One of the positive implications of the post cold-war world order was to envision a globalized and multilateral world not divided by boundaries, both geographical as well psychological. Many, especially in developing countries like India, hoped for a more inclusive, level playing field, enabling the development of economic resources, exchange of thought and ideas, travel and work, i.e. the imagining of a world without borders.
Recent developments, however, threaten to re-impose a narrow world view based on segregation. It seems that the spirit of inclusiveness and plurality, which at least existed as an ideal, has been pushed back and replaced by theories of economic, cultural, racial, religious, class, gender and sexual exceptionalism.

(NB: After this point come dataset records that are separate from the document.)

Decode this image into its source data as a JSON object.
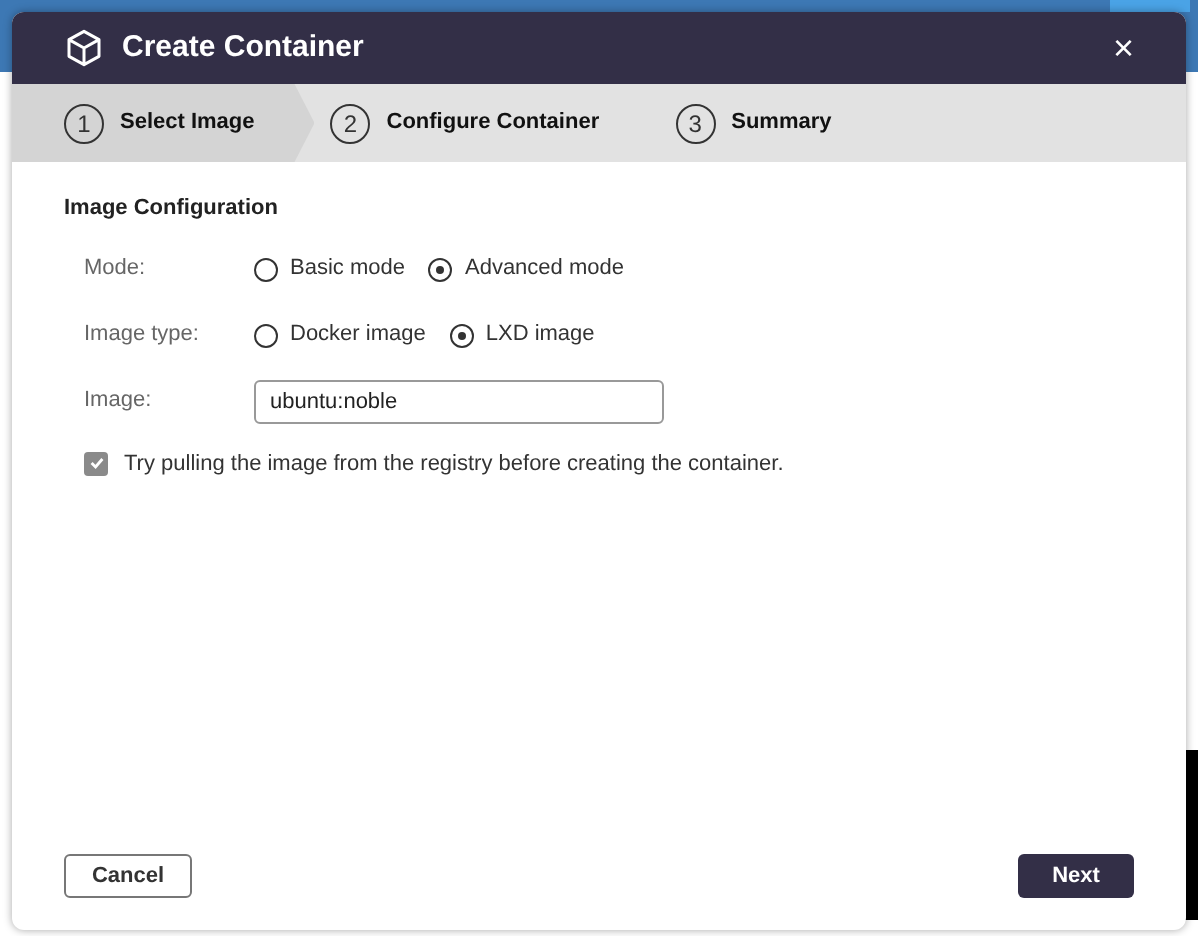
{
  "dialog": {
    "title": "Create Container",
    "close": "×"
  },
  "steps": [
    {
      "number": "1",
      "label": "Select Image",
      "selected": true
    },
    {
      "number": "2",
      "label": "Configure Container",
      "selected": false
    },
    {
      "number": "3",
      "label": "Summary",
      "selected": false
    }
  ],
  "section_title": "Image Configuration",
  "fields": [
    {
      "kind": "radio",
      "label": "Mode:",
      "options": [
        {
          "label": "Basic mode",
          "selected": false
        },
        {
          "label": "Advanced mode",
          "selected": true
        }
      ]
    },
    {
      "kind": "radio",
      "label": "Image type:",
      "options": [
        {
          "label": "Docker image",
          "selected": false
        },
        {
          "label": "LXD image",
          "selected": true
        }
      ]
    },
    {
      "kind": "text",
      "label": "Image:",
      "value": "ubuntu:noble"
    }
  ],
  "pull_option": {
    "label": "Try pulling the image from the registry before creating the container.",
    "checked": true
  },
  "buttons": {
    "cancel": "Cancel",
    "next": "Next"
  }
}
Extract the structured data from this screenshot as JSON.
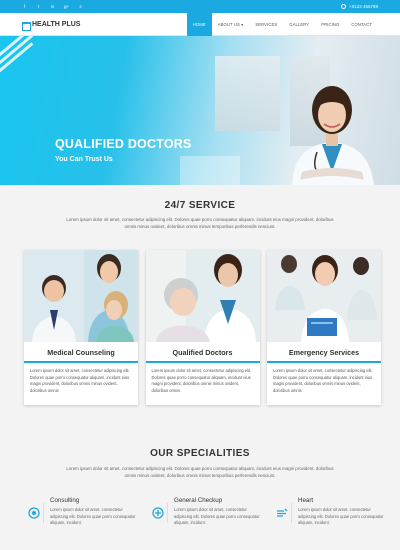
{
  "topbar": {
    "social_icons": [
      "facebook-icon",
      "twitter-icon",
      "linkedin-icon",
      "google-plus-icon",
      "skype-icon"
    ],
    "social_glyphs": [
      "f",
      "t",
      "in",
      "g+",
      "s"
    ],
    "phone": "+0123 456789"
  },
  "navbar": {
    "logo": "HEALTH PLUS",
    "items": [
      {
        "label": "HOME",
        "active": true
      },
      {
        "label": "ABOUT US ▾",
        "active": false
      },
      {
        "label": "SERVICES",
        "active": false
      },
      {
        "label": "GALLERY",
        "active": false
      },
      {
        "label": "PRICING",
        "active": false
      },
      {
        "label": "CONTACT",
        "active": false
      }
    ]
  },
  "hero": {
    "title": "QUALIFIED DOCTORS",
    "subtitle": "You Can Trust Us"
  },
  "services": {
    "title": "24/7 SERVICE",
    "text": "Lorem ipsum dolor sit amet, consectetur adipiscing elit. Dolores quae porro consequatur aliquam, incidunt eius magni provident, doloribus omnis minus ovident, doloribus omnis minus temporibus perferendis nesciunt.",
    "cards": [
      {
        "label": "Medical Counseling",
        "text": "Lorem ipsum dolor sit amet, consectetur adipiscing elit. Dolores quae porro consequatur aliquam, incidunt eius magni provident, doloribus omnis minus ovident, doloribus omnis"
      },
      {
        "label": "Qualified Doctors",
        "text": "Lorem ipsum dolor sit amet, consectetur adipiscing elit. Dolores quae porro consequatur aliquam, incidunt eius magni provident, doloribus omnis minus ovident, doloribus omnis"
      },
      {
        "label": "Emergency Services",
        "text": "Lorem ipsum dolor sit amet, consectetur adipiscing elit. Dolores quae porro consequatur aliquam, incidunt eius magni provident, doloribus omnis minus ovident, doloribus omnis"
      }
    ]
  },
  "specialities": {
    "title": "OUR SPECIALITIES",
    "text": "Lorem ipsum dolor sit amet, consectetur adipiscing elit. Dolores quae porro consequatur aliquam, incidunt eius magni provident, doloribus omnis minus ovident, doloribus omnis minus temporibus perferendis nesciunt.",
    "items": [
      {
        "icon": "target-icon",
        "title": "Consulting",
        "text": "Lorem ipsum dolor sit amet, consectetur adipiscing elit. Dolores quae porro consequatur aliquam, incidunt."
      },
      {
        "icon": "stethoscope-icon",
        "title": "General Checkup",
        "text": "Lorem ipsum dolor sit amet, consectetur adipiscing elit. Dolores quae porro consequatur aliquam, incidunt."
      },
      {
        "icon": "heart-icon",
        "title": "Heart",
        "text": "Lorem ipsum dolor sit amet, consectetur adipiscing elit. Dolores quae porro consequatur aliquam, incidunt."
      }
    ]
  },
  "colors": {
    "accent": "#1aa9e1"
  }
}
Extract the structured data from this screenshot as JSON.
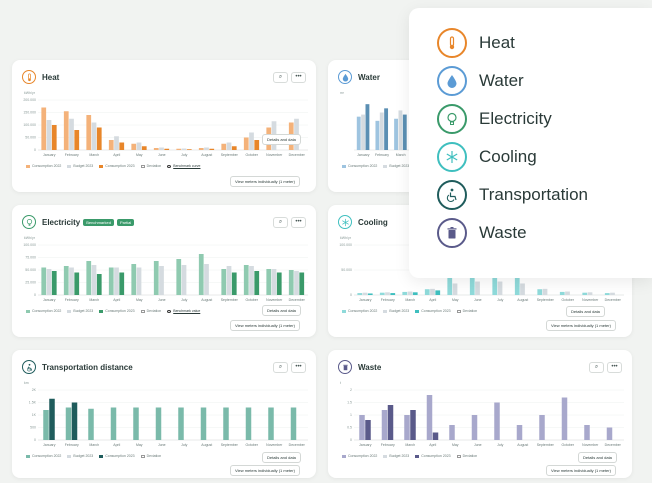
{
  "months": [
    "January",
    "February",
    "March",
    "April",
    "May",
    "June",
    "July",
    "August",
    "September",
    "October",
    "November",
    "December"
  ],
  "cards": {
    "heat": {
      "title": "Heat",
      "unit": "kWh/yr",
      "yticks": [
        "200.000",
        "150.000",
        "100.000",
        "50.000",
        "0"
      ],
      "legend": [
        "Consumption 2022",
        "Budget 2023",
        "Consumption 2023",
        "Deviation",
        "Benchmark curve"
      ],
      "details_label": "Details and data",
      "view_label": "View meters individually (1 meter)"
    },
    "water": {
      "title": "Water",
      "unit": "m³",
      "legend": [
        "Consumption 2022",
        "Budget 2023"
      ],
      "details_label": "Details and data"
    },
    "electricity": {
      "title": "Electricity",
      "badges": [
        "Benchmarked",
        "Partial"
      ],
      "unit": "kWh/yr",
      "yticks": [
        "100.000",
        "75.000",
        "50.000",
        "25.000",
        "0"
      ],
      "legend": [
        "Consumption 2022",
        "Budget 2023",
        "Consumption 2023",
        "Deviation",
        "Benchmark value"
      ],
      "details_label": "Details and data",
      "view_label": "View meters individually (1 meter)"
    },
    "cooling": {
      "title": "Cooling",
      "unit": "kWh/yr",
      "yticks": [
        "100.000",
        "50.000",
        "0"
      ],
      "legend": [
        "Consumption 2022",
        "Budget 2023",
        "Consumption 2023",
        "Deviation"
      ],
      "details_label": "Details and data",
      "view_label": "View meters individually (1 meter)"
    },
    "transport": {
      "title": "Transportation distance",
      "unit": "km",
      "yticks": [
        "2K",
        "1.5K",
        "1K",
        "500",
        "0"
      ],
      "legend": [
        "Consumption 2022",
        "Budget 2023",
        "Consumption 2023",
        "Deviation"
      ],
      "details_label": "Details and data",
      "view_label": "View meters individually (1 meter)"
    },
    "waste": {
      "title": "Waste",
      "unit": "t",
      "yticks": [
        "2",
        "1.5",
        "1",
        "0.5",
        "0"
      ],
      "legend": [
        "Consumption 2022",
        "Budget 2023",
        "Consumption 2023",
        "Deviation"
      ],
      "details_label": "Details and data",
      "view_label": "View meters individually (1 meter)"
    }
  },
  "categories": [
    {
      "label": "Heat",
      "icon": "thermometer-icon",
      "color": "#e8862a"
    },
    {
      "label": "Water",
      "icon": "water-drop-icon",
      "color": "#5b9bd5"
    },
    {
      "label": "Electricity",
      "icon": "lightbulb-icon",
      "color": "#3a9a6a"
    },
    {
      "label": "Cooling",
      "icon": "snowflake-icon",
      "color": "#3fbfbf"
    },
    {
      "label": "Transportation",
      "icon": "wheelchair-icon",
      "color": "#1f5c5c"
    },
    {
      "label": "Waste",
      "icon": "trash-icon",
      "color": "#5a5a8a"
    }
  ],
  "chart_data": [
    {
      "type": "bar",
      "name": "heat",
      "ylim": [
        0,
        200000
      ],
      "categories": [
        "January",
        "February",
        "March",
        "April",
        "May",
        "June",
        "July",
        "August",
        "September",
        "October",
        "November",
        "December"
      ],
      "series": [
        {
          "name": "Consumption 2022",
          "color": "#f4b27a",
          "values": [
            170000,
            155000,
            140000,
            40000,
            25000,
            8000,
            5000,
            8000,
            25000,
            50000,
            90000,
            110000
          ]
        },
        {
          "name": "Budget 2023",
          "color": "#d5dbe0",
          "values": [
            120000,
            125000,
            110000,
            55000,
            30000,
            10000,
            6000,
            10000,
            30000,
            70000,
            115000,
            125000
          ]
        },
        {
          "name": "Consumption 2023",
          "color": "#e8862a",
          "values": [
            100000,
            80000,
            90000,
            30000,
            15000,
            5000,
            3000,
            5000,
            15000,
            40000,
            0,
            0
          ]
        }
      ]
    },
    {
      "type": "bar",
      "name": "water",
      "ylim": [
        0,
        120
      ],
      "categories": [
        "January",
        "February",
        "March"
      ],
      "series": [
        {
          "name": "Consumption 2022",
          "color": "#9ec4e0",
          "values": [
            80,
            70,
            75
          ]
        },
        {
          "name": "Budget 2023",
          "color": "#d5dbe0",
          "values": [
            85,
            90,
            95
          ]
        },
        {
          "name": "Consumption 2023",
          "color": "#5b8fb3",
          "values": [
            110,
            100,
            85
          ]
        }
      ]
    },
    {
      "type": "bar",
      "name": "electricity",
      "ylim": [
        0,
        100000
      ],
      "categories": [
        "January",
        "February",
        "March",
        "April",
        "May",
        "June",
        "July",
        "August",
        "September",
        "October",
        "November",
        "December"
      ],
      "series": [
        {
          "name": "Consumption 2022",
          "color": "#8fcab0",
          "values": [
            55000,
            58000,
            68000,
            55000,
            62000,
            68000,
            72000,
            82000,
            52000,
            60000,
            52000,
            50000
          ]
        },
        {
          "name": "Budget 2023",
          "color": "#d5dbe0",
          "values": [
            52000,
            55000,
            60000,
            55000,
            55000,
            58000,
            60000,
            62000,
            58000,
            58000,
            52000,
            48000
          ]
        },
        {
          "name": "Consumption 2023",
          "color": "#3a9a6a",
          "values": [
            48000,
            45000,
            42000,
            45000,
            0,
            0,
            0,
            0,
            45000,
            48000,
            45000,
            45000
          ]
        }
      ]
    },
    {
      "type": "bar",
      "name": "cooling",
      "ylim": [
        0,
        130000
      ],
      "categories": [
        "January",
        "February",
        "March",
        "April",
        "May",
        "June",
        "July",
        "August",
        "September",
        "October",
        "November",
        "December"
      ],
      "series": [
        {
          "name": "Consumption 2022",
          "color": "#8fdada",
          "values": [
            5000,
            6000,
            8000,
            15000,
            50000,
            60000,
            58000,
            52000,
            15000,
            8000,
            6000,
            5000
          ]
        },
        {
          "name": "Budget 2023",
          "color": "#d5dbe0",
          "values": [
            6000,
            7000,
            9000,
            16000,
            30000,
            35000,
            35000,
            30000,
            16000,
            9000,
            7000,
            6000
          ]
        },
        {
          "name": "Consumption 2023",
          "color": "#3fbfbf",
          "values": [
            4000,
            5000,
            7000,
            12000,
            0,
            0,
            0,
            0,
            0,
            0,
            0,
            0
          ]
        }
      ]
    },
    {
      "type": "bar",
      "name": "transportation",
      "ylim": [
        0,
        2000
      ],
      "categories": [
        "January",
        "February",
        "March",
        "April",
        "May",
        "June",
        "July",
        "August",
        "September",
        "October",
        "November",
        "December"
      ],
      "series": [
        {
          "name": "Consumption 2022",
          "color": "#7abaaa",
          "values": [
            1200,
            1300,
            1250,
            1300,
            1300,
            1300,
            1300,
            1300,
            1300,
            1300,
            1300,
            1300
          ]
        },
        {
          "name": "Consumption 2023",
          "color": "#1f5c5c",
          "values": [
            1650,
            1500,
            0,
            0,
            0,
            0,
            0,
            0,
            0,
            0,
            0,
            0
          ]
        }
      ]
    },
    {
      "type": "bar",
      "name": "waste",
      "ylim": [
        0,
        2
      ],
      "categories": [
        "January",
        "February",
        "March",
        "April",
        "May",
        "June",
        "July",
        "August",
        "September",
        "October",
        "November",
        "December"
      ],
      "series": [
        {
          "name": "Consumption 2022",
          "color": "#a8a8cc",
          "values": [
            1.0,
            1.2,
            1.0,
            1.8,
            0.6,
            1.0,
            1.5,
            0.6,
            1.0,
            1.7,
            0.6,
            0.5
          ]
        },
        {
          "name": "Consumption 2023",
          "color": "#5a5a8a",
          "values": [
            0.8,
            1.4,
            1.2,
            0.3,
            0,
            0,
            0,
            0,
            0,
            0,
            0,
            0
          ]
        }
      ]
    }
  ]
}
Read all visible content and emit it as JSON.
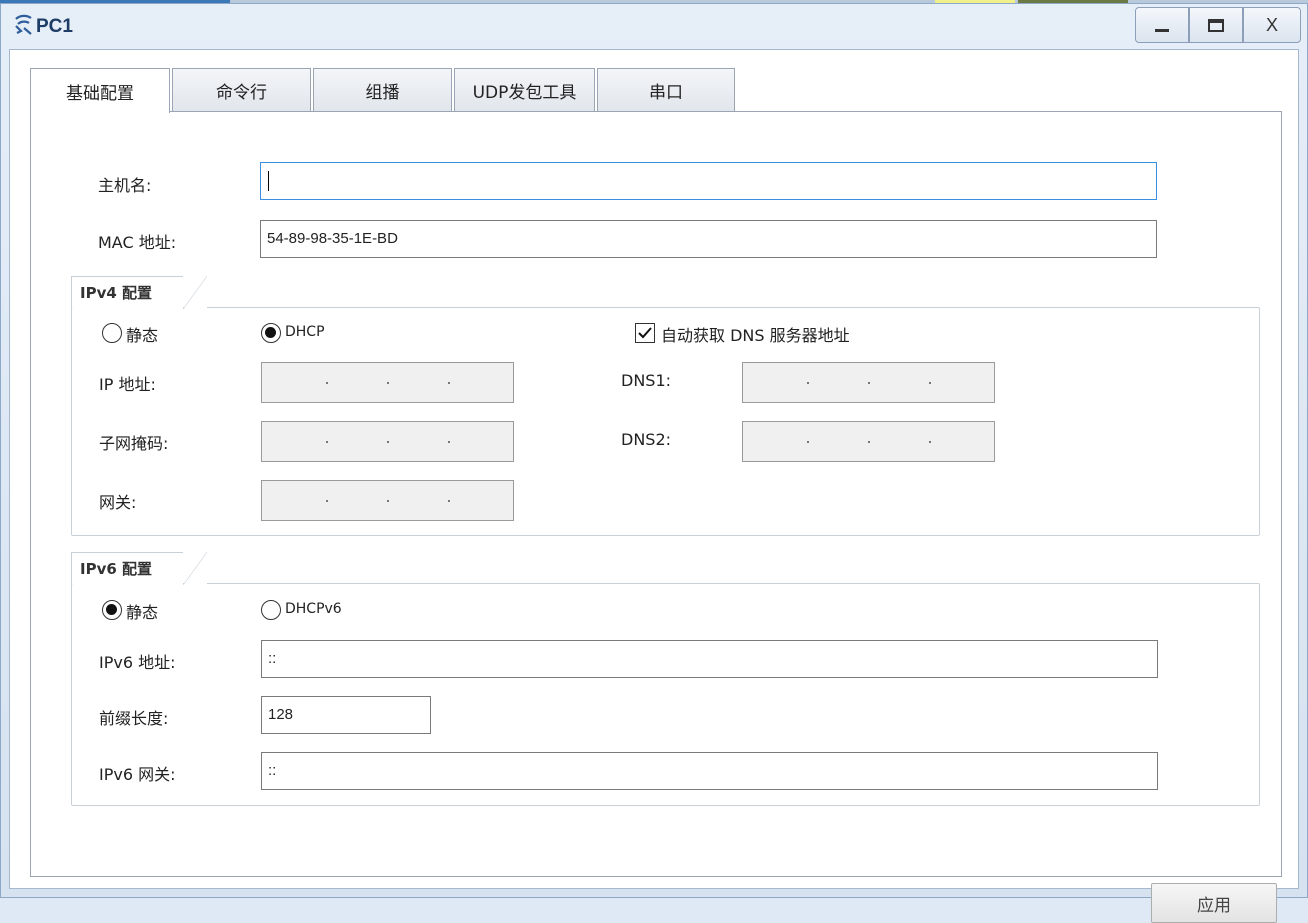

This is not just a political description of certain sections of the western establishment to reinstate its hegemony, or a mere comment on certain chauvinistic trends in many societies across the world, it is also a call for humans everywhere in the world to re-imagine their sense of belonging and their own identity in the world. Just like external borders, the drawing and re- drawing of internal boundaries create variable identities that can either be inclusive or exclusive, can be accommodating or hostile, not just of ‘the others’ in relation to us, but also of ‘us’ in relation to the world.

During this edition of SAAS, we will attempt to define and chart the nature of borders, both the borders that are geographical, historical and cultural, as well as the boundaries that run through our minds, caused by our personal rendering of experiences—real and imagined.

In 2013, SAAS-1 invited urban artist to move to Gunehar and find common ground through their work between the urban and the rural. For SAAS-2, artists were invited to integrate local artistic and cultural traditions into their work and give them contemporary interpretation. The concepts of both the editions reflected a spirit of universalism, a belief that by crossing into the territory of the other, boundaries can be overcome and people can be brought together.

What remains, today, of that spirit of universalism? By reflecting upon the very nature of boundaries, both internal as well as external, through the eyes and works of contemporary Indian artist during SAAS-3: BORDERLINES, we hope to find some answers.